Yes, this has been discussed to death by lots of people in various different forums. It's not really clear that it would be a significant enough benefit to be worth the (significant) effort.
Having spent the last 48 hours or so importing one of the smaller dump files (enwiki-20080312-page.sql.gz) into MySQL, I'd say the bigger benefit would be derived by creating a set of dump files which are already indexed (could be in addition to the dumps already made). Preferably something which could be accessed in-place while still bzipped (which is actually feasible, and something I'm about halfway finished writing myself). I spend way more time uncompressing and/or importing and/or indexing the dumps than I do downloading them, and I just don't have the terabytes of free disk space needed to keep a full dump around uncompressed.
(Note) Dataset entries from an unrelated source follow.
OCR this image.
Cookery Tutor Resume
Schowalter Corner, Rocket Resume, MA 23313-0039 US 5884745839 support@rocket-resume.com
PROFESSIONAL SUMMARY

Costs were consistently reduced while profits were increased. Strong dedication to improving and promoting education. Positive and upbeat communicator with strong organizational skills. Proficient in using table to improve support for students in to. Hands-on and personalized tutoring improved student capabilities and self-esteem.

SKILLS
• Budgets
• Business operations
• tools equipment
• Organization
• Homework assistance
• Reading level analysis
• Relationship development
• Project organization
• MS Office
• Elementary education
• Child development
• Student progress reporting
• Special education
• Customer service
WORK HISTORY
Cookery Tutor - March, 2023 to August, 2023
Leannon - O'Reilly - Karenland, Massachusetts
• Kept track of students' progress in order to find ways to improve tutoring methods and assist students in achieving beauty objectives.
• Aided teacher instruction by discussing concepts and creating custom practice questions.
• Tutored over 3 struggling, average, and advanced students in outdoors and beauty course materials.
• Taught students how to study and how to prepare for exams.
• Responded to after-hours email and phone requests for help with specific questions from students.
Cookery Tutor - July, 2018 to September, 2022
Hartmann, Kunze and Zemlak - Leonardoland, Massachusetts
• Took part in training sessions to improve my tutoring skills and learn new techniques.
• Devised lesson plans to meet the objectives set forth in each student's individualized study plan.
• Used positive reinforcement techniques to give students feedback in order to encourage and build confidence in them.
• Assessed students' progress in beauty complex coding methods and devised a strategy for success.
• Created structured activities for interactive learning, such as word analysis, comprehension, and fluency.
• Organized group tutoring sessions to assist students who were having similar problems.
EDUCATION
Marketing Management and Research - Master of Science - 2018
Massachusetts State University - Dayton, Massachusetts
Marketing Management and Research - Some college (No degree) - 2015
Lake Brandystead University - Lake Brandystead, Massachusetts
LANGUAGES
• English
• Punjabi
Once I have everything imported into MySQL, I can just download the new stub dumps and download the new revisions one at a time. As a bonus, I won't have to worry about the history dump failing.
I guess I should just pony up a few hundred dollars for a terabyte hard drive or two. It should be easy to store the text in 900K bzip chunks (which I can then index), but only if I have the drive space to expand everything first and then recompress it. Anyone want to lend me a couple terabyte hard drives for a month in exchange for a copy of anything I manage to produce?